Nürtingen. Die Geburtsstadt von Harald Schmidt droht ihren Sympatiebonus zu verspielen – jedenfalls bei uns. Denn Nürtingen ist Sitz der Aurenz GmbH, die das Produkt WebFox vertreibt. Unsere Berichterstattung hat der Firma nicht gefallen, und so hat sie eine Anwaltskanzlei aus dem benachbarten Tübingen mit einem Rundumschlag beauftragt. „Abmahnung wegen Urheberrechtsverstoß und Verstoß gegen Recht am eingerichteten und ausgeübten Gewerbebetrieb“ heißt das dann.
Wir hatten geschrieben, dass wir Webfox, eine Software, mit der man das private Surfen im Internet kontrollieren kann, als wenig hilfreich sehen, eine Software, die mehr Verwirrung stiftet als Klarheit bringt, an der wir aber durchaus ein paar gute Haare gelassen haben: Man kann die Nutzungsprotokolle nämlich verschlüsseln und die Einsicht in die Protokolle an einen Account mit zwei getrennten Passwörtern binden.
Unsere Kritik hat den Herren von der Firma Aurenz nicht gepasst. Nun haben wir ja keine Zensur, mit der man unliebsame Berichte einfach verbieten kann. Also geht man über die Dörfer suchen, was sich dann so einwenden lässt. Und da wird es gleich lustig. Zwei als Zitate benutzen lumpige Bildschirmbildchen, die in ausgesprochen dröger Form zeigen, wie man sich ein Zeitguthaben für das private Internetsurfen einrichten kann und wie man diese private Nutzung durch Klicken auf einen gelben Button startet, sollen ein Verstoß gegen das Urheberrecht sein. Auszug aus dem Abmahnungsschrieb:
Wir dürfen Sie darauf hinweisen, dass durch die Übernahme dieser zwei Grafiken in Ihrem Artikel ein Urheberrecht unserer Mandantschaft im Sinne von § 2 Urhebergesetz verletzt worden ist.

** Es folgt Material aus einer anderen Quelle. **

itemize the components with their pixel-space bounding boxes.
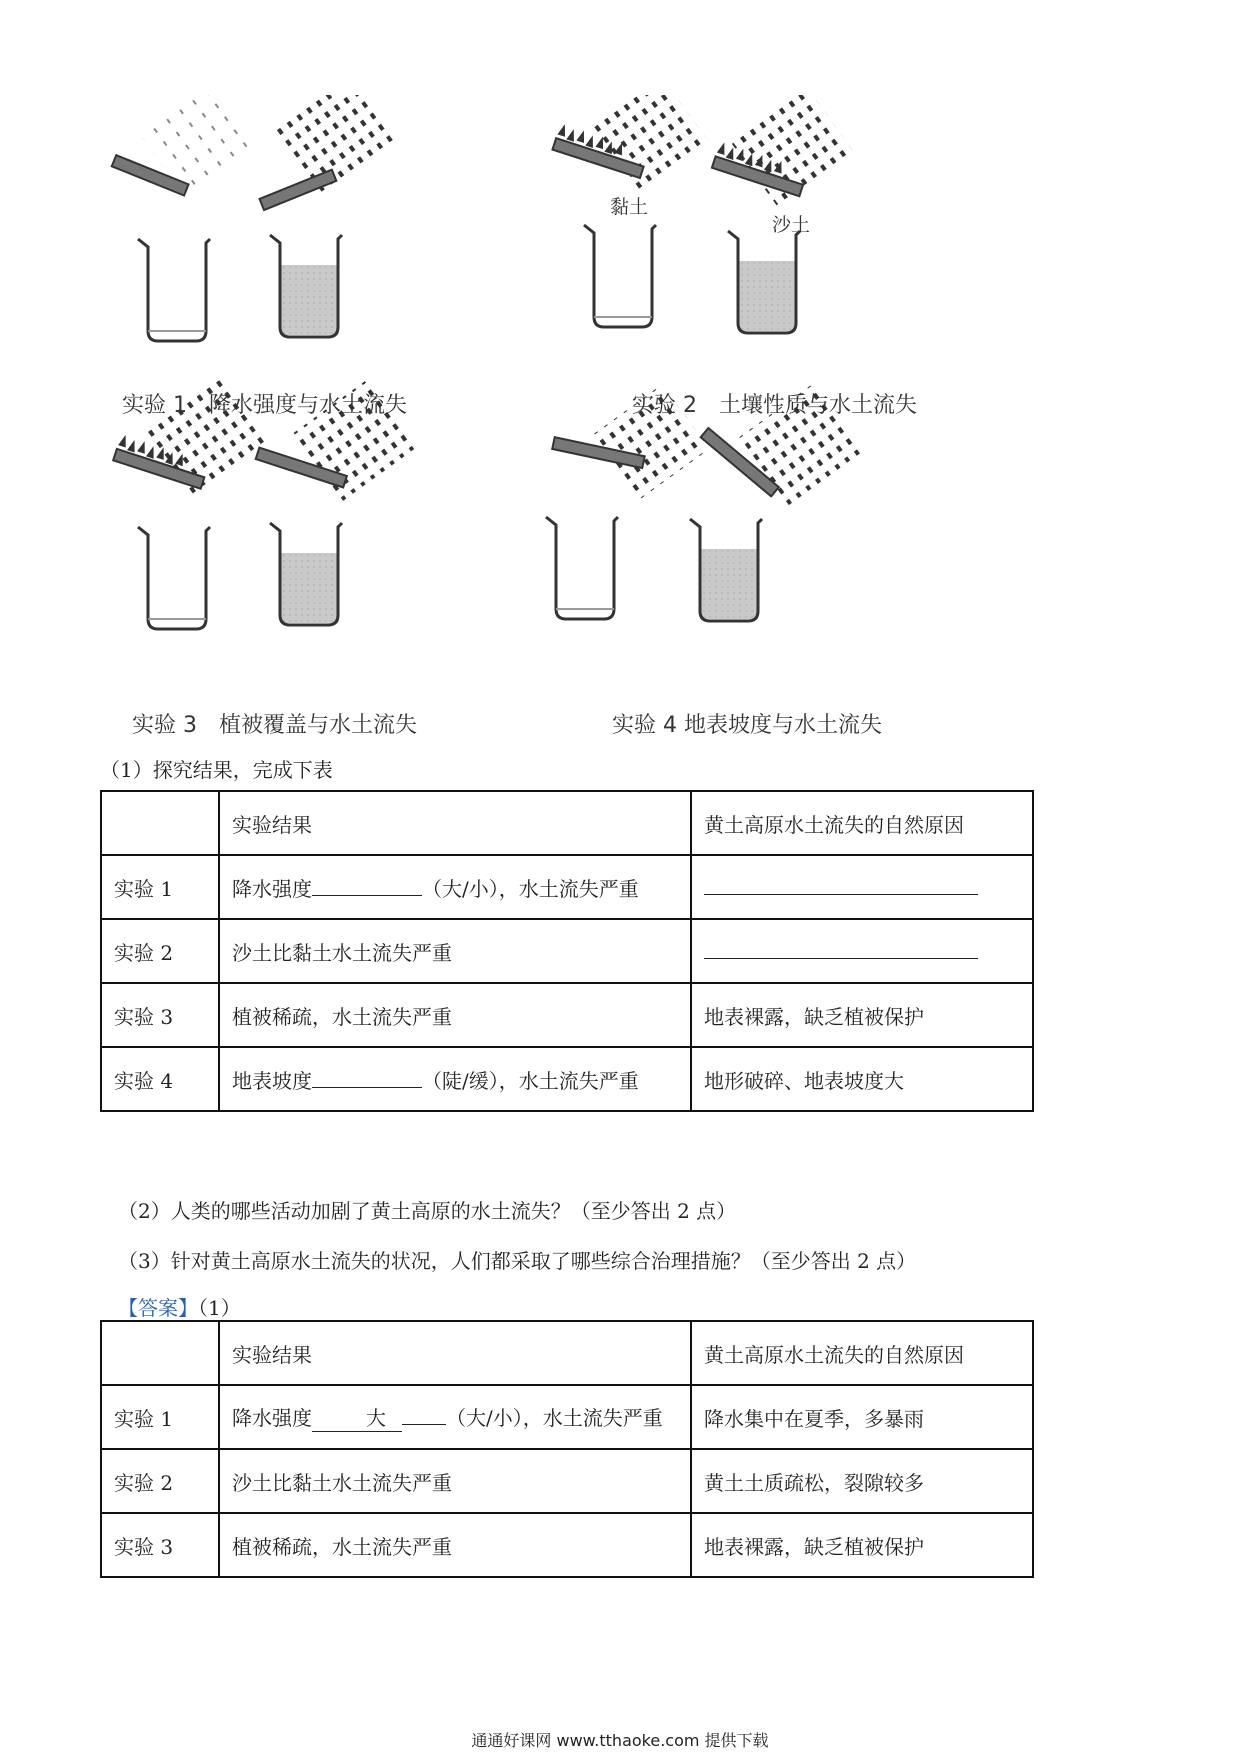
row-name: 实验 1	[101, 855, 219, 919]
result-text: 降水强度	[232, 876, 312, 901]
result-text: 降水强度	[232, 1406, 312, 1430]
question-3: （3）针对黄土高原水土流失的状况，人们都采取了哪些综合治理措施？（至少答出 2 点）	[118, 1249, 917, 1273]
answer-table	[100, 1320, 1034, 1578]
row-result	[219, 1385, 691, 1449]
table-row	[101, 1449, 1033, 1513]
table-header-cell	[101, 1321, 219, 1385]
table-row	[101, 919, 1033, 983]
question-2: （2）人类的哪些活动加剧了黄土高原的水土流失？（至少答出 2 点）	[118, 1199, 737, 1223]
answer-blank[interactable]	[704, 874, 978, 895]
experiment-2-caption: 实验 2 土壤性质与水土流失	[632, 393, 917, 418]
question-1: （1）探究结果，完成下表	[100, 758, 333, 782]
result-text: （大/小），水土流失严重	[446, 1406, 663, 1430]
row-name: 实验 1	[101, 1385, 219, 1449]
table-row	[101, 855, 1033, 919]
row-name: 实验 4	[101, 1047, 219, 1111]
experiment-1-caption: 实验 1 降水强度与水土流失	[122, 393, 407, 418]
label-clay: 黏土	[610, 196, 649, 218]
result-text: （陡/缓），水土流失严重	[422, 1068, 639, 1093]
row-result	[219, 855, 691, 919]
table-header-cell: 实验结果	[219, 1321, 691, 1385]
answer-underline	[402, 1424, 446, 1425]
answer-blank[interactable]	[312, 875, 422, 896]
answer-blank[interactable]	[312, 1067, 422, 1088]
row-reason: 地形破碎、地表坡度大	[691, 1047, 1033, 1111]
row-reason: 黄土土质疏松，裂隙较多	[691, 1449, 1033, 1513]
row-name: 实验 2	[101, 919, 219, 983]
answer-blank[interactable]	[704, 938, 978, 959]
result-text: 地表坡度	[232, 1068, 312, 1093]
table-row	[101, 1047, 1033, 1111]
row-result	[219, 1047, 691, 1111]
answer-heading	[118, 1292, 241, 1321]
page-footer: 通通好课网 www.tthaoke.com 提供下载	[471, 1731, 769, 1750]
table-header-row	[101, 791, 1033, 855]
row-name: 实验 3	[101, 1513, 219, 1577]
experiment-4-caption: 实验 4 地表坡度与水土流失	[612, 713, 882, 738]
row-name: 实验 3	[101, 983, 219, 1047]
row-result: 植被稀疏，水土流失严重	[219, 983, 691, 1047]
experiment-illustration	[100, 95, 960, 755]
row-result: 沙土比黏土水土流失严重	[219, 1449, 691, 1513]
answer-part: （1）	[198, 1296, 241, 1320]
experiment-3-caption: 实验 3 植被覆盖与水土流失	[132, 713, 417, 738]
row-reason	[691, 919, 1033, 983]
row-result: 沙土比黏土水土流失严重	[219, 919, 691, 983]
result-text: （大/小），水土流失严重	[422, 876, 639, 901]
table-header-row	[101, 1321, 1033, 1385]
experiment-1-drawing	[112, 95, 398, 341]
label-sand: 沙土	[772, 214, 811, 236]
experiment-figure	[100, 95, 960, 755]
row-reason: 降水集中在夏季，多暴雨	[691, 1385, 1033, 1449]
table-header-cell: 黄土高原水土流失的自然原因	[691, 791, 1033, 855]
row-reason: 地表裸露，缺乏植被保护	[691, 1513, 1033, 1577]
table-row	[101, 1385, 1033, 1449]
row-reason	[691, 855, 1033, 919]
table-header-cell	[101, 791, 219, 855]
row-name: 实验 2	[101, 1449, 219, 1513]
question-table	[100, 790, 1034, 1112]
row-reason: 地表裸露，缺乏植被保护	[691, 983, 1033, 1047]
row-result: 植被稀疏，水土流失严重	[219, 1513, 691, 1577]
table-row	[101, 1513, 1033, 1577]
filled-answer: 大	[312, 1402, 402, 1432]
table-header-cell: 黄土高原水土流失的自然原因	[691, 1321, 1033, 1385]
table-row	[101, 983, 1033, 1047]
table-header-cell: 实验结果	[219, 791, 691, 855]
answer-label: 【答案】	[118, 1296, 198, 1320]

Ausdrücklich dürfen wir Sie darauf hinweisen, dass hier zu Ihren Gunsten nicht von einer Einschränkung des Urheberrechts gemäß § 51 Urhebergesetz ausgegangen werden kann.
Und genau hier wären wir neugierig gewesen auf die Begründung. Doch leider Fehlanzeige, da kommt nichts mehr. In § 51 UHG heißt es in handelsüblichem Juristendeutsch:
Zulässig ist die Vervielfältigung, Verbreitung und öffentliche Wiedergabe, wenn in einem durch den Zweck gebotenen Umfang
- einzelne Werke nach dem Erscheinen in ein selbständiges wissenschaftliches Werk zur Erläuterung des Inhalts aufgenommen werden,
- Stellen eines Werkes nach der Veröffentlichung in einem selbständigen Sprachwerk angeführt werden ...
Mehr als hier steht, haben wir nicht getan. Wenn das nicht mehr erlaubt wäre, dann könnten wir unsere ganze Internet-Site mit ihren Berichten über viele andere Softwaresysteme einmotten.
Der Abmahnungstext holpert sich dann eine ganze DIN-A4-Seite lang durch verschiedene Vorwürfe, einmal dass wir die unserer Auffassung nach abwegige Rechsauffasung der Frau Rechtsanwältin, die das Schriftstück verfasst hat, nicht teilen, dann dass wir Sachverhalte verkürzt und nicht den Tatsachen entsprechend wiedergegeben hätten. Sehen wir anders, aber so what.
Den Vogel endgültig abgeschossen hat die Rechtsanwaltskanzlei mit ihrer Behauptung, unsere „falschen Darstellungen“ stellten „einen Eingriff in den eingerichteten und ausgeübten Gewerbebetrieb“ dar. Dass wir soviel Einfluss haben sollten, hätten wir nie gedacht.
Unsere Empfehlung an die Firma Aurenz: Lasst die schöne Nürtinger Kirche im Dorf.